= Cannabis in Lesotho =

Cannabis in Lesotho is a traditional crop that remains illegal for any use, except for medical and scientific purposes. The plant is known as matekoane in Sesotho language but also called khomo ea fatše, likata or kakana.

Cannabis is widely produced in the country, being the nation's most significant cash-crop. In the 2000s it was estimated that 70% of the cannabis in South Africa originated in Lesotho. In 2017 Lesotho became the first African nation to grant a license for the cultivation of medical cannabis.

==History and culture==
Cannabis use dates back to at least the 16th century in Lesotho, when the Koena people traded cannabis to the local San tribes in exchange for land around 1550. By the 19th century, cannabis was a staple crop in the kingdom.
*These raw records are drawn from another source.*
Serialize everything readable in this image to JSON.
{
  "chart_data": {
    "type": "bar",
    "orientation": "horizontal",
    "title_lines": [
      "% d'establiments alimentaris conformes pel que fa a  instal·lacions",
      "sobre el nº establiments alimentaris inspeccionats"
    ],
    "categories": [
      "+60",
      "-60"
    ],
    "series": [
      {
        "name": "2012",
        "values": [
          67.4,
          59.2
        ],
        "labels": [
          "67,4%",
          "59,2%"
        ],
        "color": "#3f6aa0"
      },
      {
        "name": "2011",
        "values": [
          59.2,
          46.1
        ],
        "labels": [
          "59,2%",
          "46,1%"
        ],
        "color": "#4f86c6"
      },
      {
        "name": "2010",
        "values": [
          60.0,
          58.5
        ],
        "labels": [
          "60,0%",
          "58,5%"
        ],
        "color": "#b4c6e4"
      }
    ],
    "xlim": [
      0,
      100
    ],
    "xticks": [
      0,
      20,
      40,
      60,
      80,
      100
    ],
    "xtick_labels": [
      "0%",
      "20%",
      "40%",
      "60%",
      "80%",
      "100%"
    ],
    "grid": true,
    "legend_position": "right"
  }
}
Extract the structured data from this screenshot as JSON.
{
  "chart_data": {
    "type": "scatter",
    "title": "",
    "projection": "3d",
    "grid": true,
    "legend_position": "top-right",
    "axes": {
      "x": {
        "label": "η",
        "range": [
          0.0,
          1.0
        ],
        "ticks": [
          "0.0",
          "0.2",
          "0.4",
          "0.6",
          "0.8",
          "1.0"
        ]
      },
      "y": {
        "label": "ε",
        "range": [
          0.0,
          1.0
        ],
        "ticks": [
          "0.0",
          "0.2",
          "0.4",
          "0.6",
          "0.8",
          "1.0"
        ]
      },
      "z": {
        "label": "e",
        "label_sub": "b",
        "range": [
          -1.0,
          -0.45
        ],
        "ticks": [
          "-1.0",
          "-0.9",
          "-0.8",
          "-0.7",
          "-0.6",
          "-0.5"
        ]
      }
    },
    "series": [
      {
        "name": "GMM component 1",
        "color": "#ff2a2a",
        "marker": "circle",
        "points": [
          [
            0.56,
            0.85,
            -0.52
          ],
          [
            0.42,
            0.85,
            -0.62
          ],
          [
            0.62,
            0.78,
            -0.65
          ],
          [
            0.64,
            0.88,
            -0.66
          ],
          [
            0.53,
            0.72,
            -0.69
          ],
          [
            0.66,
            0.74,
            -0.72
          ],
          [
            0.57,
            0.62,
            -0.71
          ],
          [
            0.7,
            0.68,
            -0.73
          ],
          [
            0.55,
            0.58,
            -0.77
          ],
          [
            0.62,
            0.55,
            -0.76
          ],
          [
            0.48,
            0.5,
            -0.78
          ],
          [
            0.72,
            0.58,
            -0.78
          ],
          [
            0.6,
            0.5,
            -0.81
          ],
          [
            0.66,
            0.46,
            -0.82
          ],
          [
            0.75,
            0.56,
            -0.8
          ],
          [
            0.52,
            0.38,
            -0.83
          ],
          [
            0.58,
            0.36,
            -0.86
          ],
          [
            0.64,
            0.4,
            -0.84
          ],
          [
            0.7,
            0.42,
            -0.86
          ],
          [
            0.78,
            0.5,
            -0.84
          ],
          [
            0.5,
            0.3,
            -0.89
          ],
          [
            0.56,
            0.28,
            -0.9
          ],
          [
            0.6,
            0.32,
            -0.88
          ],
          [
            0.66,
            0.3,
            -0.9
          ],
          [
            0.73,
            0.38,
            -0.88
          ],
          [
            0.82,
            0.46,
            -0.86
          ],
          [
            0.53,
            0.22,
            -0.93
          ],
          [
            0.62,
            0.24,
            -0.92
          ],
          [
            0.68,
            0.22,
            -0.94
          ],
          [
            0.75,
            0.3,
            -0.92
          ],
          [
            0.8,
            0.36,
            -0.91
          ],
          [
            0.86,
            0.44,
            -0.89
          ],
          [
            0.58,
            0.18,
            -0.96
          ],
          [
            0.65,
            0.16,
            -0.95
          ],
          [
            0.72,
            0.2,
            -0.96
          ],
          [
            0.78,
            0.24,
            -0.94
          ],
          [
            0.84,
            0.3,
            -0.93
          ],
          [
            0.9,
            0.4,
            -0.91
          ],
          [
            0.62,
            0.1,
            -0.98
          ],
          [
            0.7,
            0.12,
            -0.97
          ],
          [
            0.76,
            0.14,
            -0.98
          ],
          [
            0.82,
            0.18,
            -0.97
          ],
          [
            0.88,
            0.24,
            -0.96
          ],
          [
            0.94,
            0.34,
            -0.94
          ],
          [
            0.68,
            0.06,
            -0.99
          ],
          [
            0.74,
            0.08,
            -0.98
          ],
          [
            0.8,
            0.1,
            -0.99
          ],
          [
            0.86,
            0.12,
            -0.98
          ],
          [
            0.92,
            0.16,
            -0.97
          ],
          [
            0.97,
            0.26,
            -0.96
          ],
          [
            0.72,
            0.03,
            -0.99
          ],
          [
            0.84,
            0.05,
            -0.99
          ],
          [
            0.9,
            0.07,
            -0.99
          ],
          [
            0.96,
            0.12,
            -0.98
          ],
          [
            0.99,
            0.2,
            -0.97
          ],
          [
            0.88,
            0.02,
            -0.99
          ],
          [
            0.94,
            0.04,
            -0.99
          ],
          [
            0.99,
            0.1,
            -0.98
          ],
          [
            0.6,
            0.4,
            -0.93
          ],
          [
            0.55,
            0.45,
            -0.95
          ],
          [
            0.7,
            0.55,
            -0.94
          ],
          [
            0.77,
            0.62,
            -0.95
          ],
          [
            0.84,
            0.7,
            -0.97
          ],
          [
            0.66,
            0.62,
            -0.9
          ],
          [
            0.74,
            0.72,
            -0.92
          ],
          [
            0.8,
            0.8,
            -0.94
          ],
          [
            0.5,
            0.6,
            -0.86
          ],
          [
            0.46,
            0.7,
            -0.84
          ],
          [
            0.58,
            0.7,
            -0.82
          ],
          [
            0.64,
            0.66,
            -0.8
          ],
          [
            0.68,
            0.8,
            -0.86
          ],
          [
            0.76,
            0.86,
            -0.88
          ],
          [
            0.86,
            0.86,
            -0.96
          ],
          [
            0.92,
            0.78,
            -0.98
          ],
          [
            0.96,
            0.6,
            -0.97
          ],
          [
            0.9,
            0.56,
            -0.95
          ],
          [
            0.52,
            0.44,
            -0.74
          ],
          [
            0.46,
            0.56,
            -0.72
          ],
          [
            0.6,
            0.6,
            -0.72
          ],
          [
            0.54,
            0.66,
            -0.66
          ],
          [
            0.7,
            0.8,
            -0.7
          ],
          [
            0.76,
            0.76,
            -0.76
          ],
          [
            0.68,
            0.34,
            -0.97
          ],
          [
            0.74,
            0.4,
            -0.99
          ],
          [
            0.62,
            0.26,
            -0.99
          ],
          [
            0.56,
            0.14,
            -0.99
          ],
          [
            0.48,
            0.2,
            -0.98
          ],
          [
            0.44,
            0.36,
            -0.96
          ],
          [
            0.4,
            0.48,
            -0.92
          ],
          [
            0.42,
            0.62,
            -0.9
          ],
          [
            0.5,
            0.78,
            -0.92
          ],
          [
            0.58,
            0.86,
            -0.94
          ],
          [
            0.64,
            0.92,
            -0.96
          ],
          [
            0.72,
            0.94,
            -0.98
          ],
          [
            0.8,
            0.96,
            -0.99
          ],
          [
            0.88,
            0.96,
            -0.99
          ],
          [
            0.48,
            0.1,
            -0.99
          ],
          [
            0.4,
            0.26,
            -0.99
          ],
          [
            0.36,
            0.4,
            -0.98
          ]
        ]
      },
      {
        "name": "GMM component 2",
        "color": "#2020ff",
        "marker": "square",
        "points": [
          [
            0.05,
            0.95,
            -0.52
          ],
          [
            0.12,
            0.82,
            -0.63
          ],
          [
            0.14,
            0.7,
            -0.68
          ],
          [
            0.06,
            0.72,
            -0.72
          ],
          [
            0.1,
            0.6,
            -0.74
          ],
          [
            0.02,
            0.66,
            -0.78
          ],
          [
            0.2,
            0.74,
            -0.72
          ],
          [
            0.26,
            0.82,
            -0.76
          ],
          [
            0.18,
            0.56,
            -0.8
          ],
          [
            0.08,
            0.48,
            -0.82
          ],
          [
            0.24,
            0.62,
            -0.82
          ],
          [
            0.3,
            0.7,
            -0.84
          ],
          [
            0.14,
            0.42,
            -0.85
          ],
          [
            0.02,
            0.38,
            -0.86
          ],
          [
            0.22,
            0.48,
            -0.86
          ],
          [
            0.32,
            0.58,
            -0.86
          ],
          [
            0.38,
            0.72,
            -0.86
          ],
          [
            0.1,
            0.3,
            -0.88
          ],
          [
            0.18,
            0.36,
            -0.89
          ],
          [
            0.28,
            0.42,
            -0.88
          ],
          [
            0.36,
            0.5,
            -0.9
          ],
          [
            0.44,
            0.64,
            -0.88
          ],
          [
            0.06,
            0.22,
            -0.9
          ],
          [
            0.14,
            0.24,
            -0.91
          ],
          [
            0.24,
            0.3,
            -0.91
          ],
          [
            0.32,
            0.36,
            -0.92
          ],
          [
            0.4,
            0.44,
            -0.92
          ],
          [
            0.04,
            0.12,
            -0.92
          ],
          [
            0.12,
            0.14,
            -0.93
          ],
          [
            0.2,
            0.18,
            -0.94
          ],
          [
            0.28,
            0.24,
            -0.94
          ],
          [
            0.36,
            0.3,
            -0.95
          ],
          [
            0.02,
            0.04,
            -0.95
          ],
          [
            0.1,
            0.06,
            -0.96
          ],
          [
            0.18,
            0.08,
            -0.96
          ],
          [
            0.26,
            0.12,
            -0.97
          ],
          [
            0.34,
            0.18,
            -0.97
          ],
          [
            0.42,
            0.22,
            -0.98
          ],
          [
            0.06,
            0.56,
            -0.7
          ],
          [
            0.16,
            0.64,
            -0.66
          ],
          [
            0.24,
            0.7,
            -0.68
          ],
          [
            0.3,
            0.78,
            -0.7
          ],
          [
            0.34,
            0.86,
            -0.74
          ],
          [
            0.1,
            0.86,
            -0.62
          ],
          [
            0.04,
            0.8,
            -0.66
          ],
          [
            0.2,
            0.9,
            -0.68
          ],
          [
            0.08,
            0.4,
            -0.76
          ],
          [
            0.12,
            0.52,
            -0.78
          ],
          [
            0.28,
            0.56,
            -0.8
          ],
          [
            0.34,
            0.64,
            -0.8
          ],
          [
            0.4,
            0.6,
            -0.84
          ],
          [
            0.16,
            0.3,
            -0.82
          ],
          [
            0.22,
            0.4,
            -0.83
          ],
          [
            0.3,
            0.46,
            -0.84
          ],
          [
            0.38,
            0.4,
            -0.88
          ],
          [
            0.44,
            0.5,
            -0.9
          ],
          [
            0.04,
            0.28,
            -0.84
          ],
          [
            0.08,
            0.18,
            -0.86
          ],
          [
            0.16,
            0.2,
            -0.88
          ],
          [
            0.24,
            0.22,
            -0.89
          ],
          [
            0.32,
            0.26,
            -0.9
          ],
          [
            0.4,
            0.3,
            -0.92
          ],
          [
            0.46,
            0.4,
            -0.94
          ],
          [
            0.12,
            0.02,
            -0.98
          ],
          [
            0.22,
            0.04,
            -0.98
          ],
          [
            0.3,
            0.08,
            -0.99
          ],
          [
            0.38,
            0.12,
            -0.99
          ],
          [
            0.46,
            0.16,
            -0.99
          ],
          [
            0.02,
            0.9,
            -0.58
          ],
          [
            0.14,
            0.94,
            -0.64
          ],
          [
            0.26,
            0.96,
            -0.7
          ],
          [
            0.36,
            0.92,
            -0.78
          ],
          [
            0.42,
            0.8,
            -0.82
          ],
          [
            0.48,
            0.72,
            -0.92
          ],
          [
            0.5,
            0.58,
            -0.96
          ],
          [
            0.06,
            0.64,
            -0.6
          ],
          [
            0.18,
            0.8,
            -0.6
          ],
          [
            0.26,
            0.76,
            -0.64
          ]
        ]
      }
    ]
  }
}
Until this day, Cannabis remains cultivated almost everywhere in Lesotho, including the capital, but the primary cultivation is in the central mountain zones and western foothills.

== Legislation ==
In 2008, the Drugs of Abuse Act replaced Lesotho's Dangerous Medicines Act of 1973, bringing the country in line with international drugs policy standards, including the 1961 Single Convention on Narcotic Drugs. The Drug of Abuse (Cannabis) Regulations Act of 2018 was the latest amendemt to cannabis legislation in the country.

=== Enforcement ===
In one joint South African-Lesotho operation in 2006, 47 tons of cannabis were seized. Cultivation is for the most part tolerated, however, due to the high rate of poverty in the nation and the economic benefits that the cannabis trade provides.

===Medical cannabis reform===
In 2017, the Lesotho Ministry of Health licensed a South African firm to grow cannabis in Lesotho for medical and scientific purposes, the first such authorized establishment in Africa.

In late 2017/early 2018, the Lesotho government licensed 5 companies to produce medical marijuana. Three of these companies have been partially, or entirely acquired by established licensed Canadian producers:

- Verve Dynamics - roughly 30% ownership by Aphria (Canada)
- MediGrow Lesotho - 10% acquired by Supreme Cannabis (Canada)
- Daddy-Cann - 100% acquired by Canopy Growth (Canada)
- Medi-Kingdom - 100% owned Medi-Kingdom (UK)
- Pharmaceuticals Development Corp (PDC) - Now owned by Corix (US)
- Bophelo Bioscience and Wellness PTY - 20% acquired by Halo Labs Inc (Canada)
- WeGROW Medical Cannabis Lesotho- 80% owned by ASIF420 (Israel)
The reform has been criticised for failing to "provide opportunities for Small, Medium and Micro Enterprises (SMMEs) to venture into the Cannabis business". Scholars found "questionable whether the Lesotho government are acting with due regard for its most vulnerable rural households, who have now long depended on cannabis cultivation to support themselves" and activists have regretted thatCannabis remains illegal for the citizens […] and this means that Basotho […] people are not allowed to use, possess or cultivate Cannabis, nor are they allowed to access Cannabis products for their own benefit, whether for industrial, traditional, religious, medicinal or adult use. […] Lesotho citizens continue to be arrested on the street and in their homes whilst large quantities of Cannabis cross the border every day into South Africa.

== Bioprospecting ==
As many other African countries, Lesotho is a country where traditional Cannabis plant varieties (strains) have been grown for generations. Because these varieties are often bioprospected, there has been complaints that cannabis strains are "now being exported across the world, most often with no benefit to the local communities who have been tending these genetics for generations" making it a genetic resource at risk of biopiracy.